En fin, mi vida es una vocación de servicio a los demás y la ergonomía es el medio para lograrlo y de esta manera ayudo a los empresarios, a los trabajadores e intento que este país sea mejor y que haya menos accidentes laborales y menos enfermedades, mejorando las condiciones de trabajo. Esto da sentido a mi vida y lo practico donde me llaman, sin dar prioridad a los aspectos económicos, y esta vocación de servicio me lleva bien a Menorca, como a Ecuador o Chile.
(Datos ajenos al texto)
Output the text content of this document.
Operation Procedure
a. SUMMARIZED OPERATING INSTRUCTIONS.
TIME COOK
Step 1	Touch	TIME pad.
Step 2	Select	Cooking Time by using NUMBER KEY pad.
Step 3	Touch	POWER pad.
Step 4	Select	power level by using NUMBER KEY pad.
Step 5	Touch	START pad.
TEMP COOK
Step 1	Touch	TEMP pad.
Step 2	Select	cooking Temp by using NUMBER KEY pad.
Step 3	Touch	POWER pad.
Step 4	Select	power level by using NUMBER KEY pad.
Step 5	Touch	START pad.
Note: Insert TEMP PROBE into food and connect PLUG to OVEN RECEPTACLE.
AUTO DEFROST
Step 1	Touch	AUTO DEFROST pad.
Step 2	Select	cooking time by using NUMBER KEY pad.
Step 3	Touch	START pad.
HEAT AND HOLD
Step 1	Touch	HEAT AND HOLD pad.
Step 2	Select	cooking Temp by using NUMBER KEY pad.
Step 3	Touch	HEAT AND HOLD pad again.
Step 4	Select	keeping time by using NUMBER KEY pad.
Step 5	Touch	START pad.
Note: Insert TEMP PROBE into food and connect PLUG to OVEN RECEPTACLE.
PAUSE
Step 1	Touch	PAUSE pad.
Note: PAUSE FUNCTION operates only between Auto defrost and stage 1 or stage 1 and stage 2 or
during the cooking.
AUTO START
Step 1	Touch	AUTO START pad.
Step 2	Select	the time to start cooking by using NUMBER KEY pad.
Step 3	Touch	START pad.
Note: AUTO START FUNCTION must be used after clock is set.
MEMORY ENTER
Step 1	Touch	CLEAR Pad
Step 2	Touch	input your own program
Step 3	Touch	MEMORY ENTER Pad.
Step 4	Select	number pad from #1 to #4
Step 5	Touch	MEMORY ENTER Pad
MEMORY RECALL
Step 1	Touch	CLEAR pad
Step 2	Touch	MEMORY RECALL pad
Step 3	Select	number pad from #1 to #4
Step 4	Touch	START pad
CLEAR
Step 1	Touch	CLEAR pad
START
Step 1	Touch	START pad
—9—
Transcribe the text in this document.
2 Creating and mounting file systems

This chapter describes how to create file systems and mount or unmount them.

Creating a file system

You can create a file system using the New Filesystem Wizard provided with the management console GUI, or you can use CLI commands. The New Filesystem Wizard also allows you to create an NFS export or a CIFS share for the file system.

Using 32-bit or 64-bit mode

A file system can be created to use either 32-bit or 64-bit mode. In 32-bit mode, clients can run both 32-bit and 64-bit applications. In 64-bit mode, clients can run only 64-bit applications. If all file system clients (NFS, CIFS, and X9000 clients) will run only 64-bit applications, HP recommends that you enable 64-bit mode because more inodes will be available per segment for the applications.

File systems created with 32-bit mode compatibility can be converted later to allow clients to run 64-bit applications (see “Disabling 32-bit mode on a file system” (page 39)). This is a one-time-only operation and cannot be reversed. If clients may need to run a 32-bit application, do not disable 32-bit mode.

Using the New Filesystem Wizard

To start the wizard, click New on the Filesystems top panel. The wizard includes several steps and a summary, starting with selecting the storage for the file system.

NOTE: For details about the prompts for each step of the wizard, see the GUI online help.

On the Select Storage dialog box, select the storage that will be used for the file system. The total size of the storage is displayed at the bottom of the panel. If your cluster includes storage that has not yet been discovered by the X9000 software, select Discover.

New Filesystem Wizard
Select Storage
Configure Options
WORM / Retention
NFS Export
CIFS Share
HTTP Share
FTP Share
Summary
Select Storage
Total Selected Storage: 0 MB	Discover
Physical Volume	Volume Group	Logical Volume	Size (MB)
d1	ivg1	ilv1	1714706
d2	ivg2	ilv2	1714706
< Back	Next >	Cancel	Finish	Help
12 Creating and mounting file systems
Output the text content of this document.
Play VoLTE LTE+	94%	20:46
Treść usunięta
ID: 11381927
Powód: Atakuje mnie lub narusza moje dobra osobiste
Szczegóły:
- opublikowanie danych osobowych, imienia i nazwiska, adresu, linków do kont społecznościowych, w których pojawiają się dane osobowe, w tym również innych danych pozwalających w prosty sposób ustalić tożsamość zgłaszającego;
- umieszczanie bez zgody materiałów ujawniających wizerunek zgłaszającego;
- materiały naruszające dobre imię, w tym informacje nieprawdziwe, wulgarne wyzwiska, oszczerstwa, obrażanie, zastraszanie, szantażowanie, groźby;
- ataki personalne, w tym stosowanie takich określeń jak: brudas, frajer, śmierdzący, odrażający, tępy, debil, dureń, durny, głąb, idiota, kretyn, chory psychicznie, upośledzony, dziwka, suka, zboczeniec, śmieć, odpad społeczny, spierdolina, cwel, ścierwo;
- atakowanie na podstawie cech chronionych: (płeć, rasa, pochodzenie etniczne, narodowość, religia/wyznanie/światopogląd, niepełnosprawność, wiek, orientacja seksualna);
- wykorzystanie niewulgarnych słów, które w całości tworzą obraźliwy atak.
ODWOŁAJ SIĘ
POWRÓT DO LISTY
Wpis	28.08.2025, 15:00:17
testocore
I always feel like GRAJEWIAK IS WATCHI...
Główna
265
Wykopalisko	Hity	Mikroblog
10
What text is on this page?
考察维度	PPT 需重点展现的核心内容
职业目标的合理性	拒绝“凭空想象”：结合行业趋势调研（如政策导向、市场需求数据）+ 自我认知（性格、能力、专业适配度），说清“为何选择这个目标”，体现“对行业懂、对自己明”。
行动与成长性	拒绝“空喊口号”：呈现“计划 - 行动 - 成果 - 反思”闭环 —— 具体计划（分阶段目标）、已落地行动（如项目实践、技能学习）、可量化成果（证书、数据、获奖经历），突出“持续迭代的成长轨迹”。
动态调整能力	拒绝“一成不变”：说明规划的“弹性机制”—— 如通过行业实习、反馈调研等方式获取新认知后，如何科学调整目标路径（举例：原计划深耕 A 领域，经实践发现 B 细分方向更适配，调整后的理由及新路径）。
Como decía Bertrand Russell, en mi caso, después de haber sido pionero en el campo de la ergonomía me siento obligado a darle a la sociedad lo que la sociedad me ha dado a mí.
¿En qué casos concretos puede actuar un ergónomo forense?
En situaciones de acoso, de mobbing, o bien para demostrar la relación de causalidad de los accidentes, o demostrar que una determinada enfermedad ha sido provocada por las malas condiciones de trabajo, o simplemente para facilitar la consecución de la demanda de una incapacidad laboral.
¿A quién han ido dirigidas estas jornadas?
CAEB siempre apuesta por conferencias avanzadas que no son clásicas y esta jornada de ergonomía forense abre las puertas para desarrollar una actividad profesional muy bien remunerada, por cierto, a los técnicos superiores en prevención de riesgos laborales, pero también a los abogados laboralistas y graduados sociales que pueden obtener mejores resultados para sus clientes si disponen de las pruebas que aporta un perito judicial especializado en ergonomía. Por tanto, tantos estos colectivos profesionales como los empresarios y las empresas se pueden beneficiar de estas jornadas.
¿Más vale prevenir que curar?
Claro, y además dentro de mi disciplina, que es la ergonomía, y que atiende al diseño de los lugares y de la empresa, tenemos en cuenta que la prevención, que viene del latín praevenīre, significa anticipar, anticipación, tiene que anticipar y tiene que estar incluida en el diseño de los lugares y espacios. De esta manera integramos la prevención dentro del proceso productivo, algo que está expresamente recogido en la legislación sobre riesgos laborales y no como algo complementario o ajeno que aplicamos por las obligaciones legales, por el temor a la autoridad laboral o inspección de trabajo, en suma por el temor a la fuerza coercitiva. Debemos estar convencidos de que una empresa que es competitiva es una empresa sana, que no tiene accidentes, que no tiene enfermedades, y cuyos trabajadores están muy satisfechos trabajando y no practicando todo lo contrario, que es el absentismo.
Transcripción de la entrevista realizada y emitida el pasado 4 de mayo en Onda Cero Menorca, con motivo de la participación de Javier Llaneza Álvarez en la jornada organizada por CAEB en su sede de Menorca.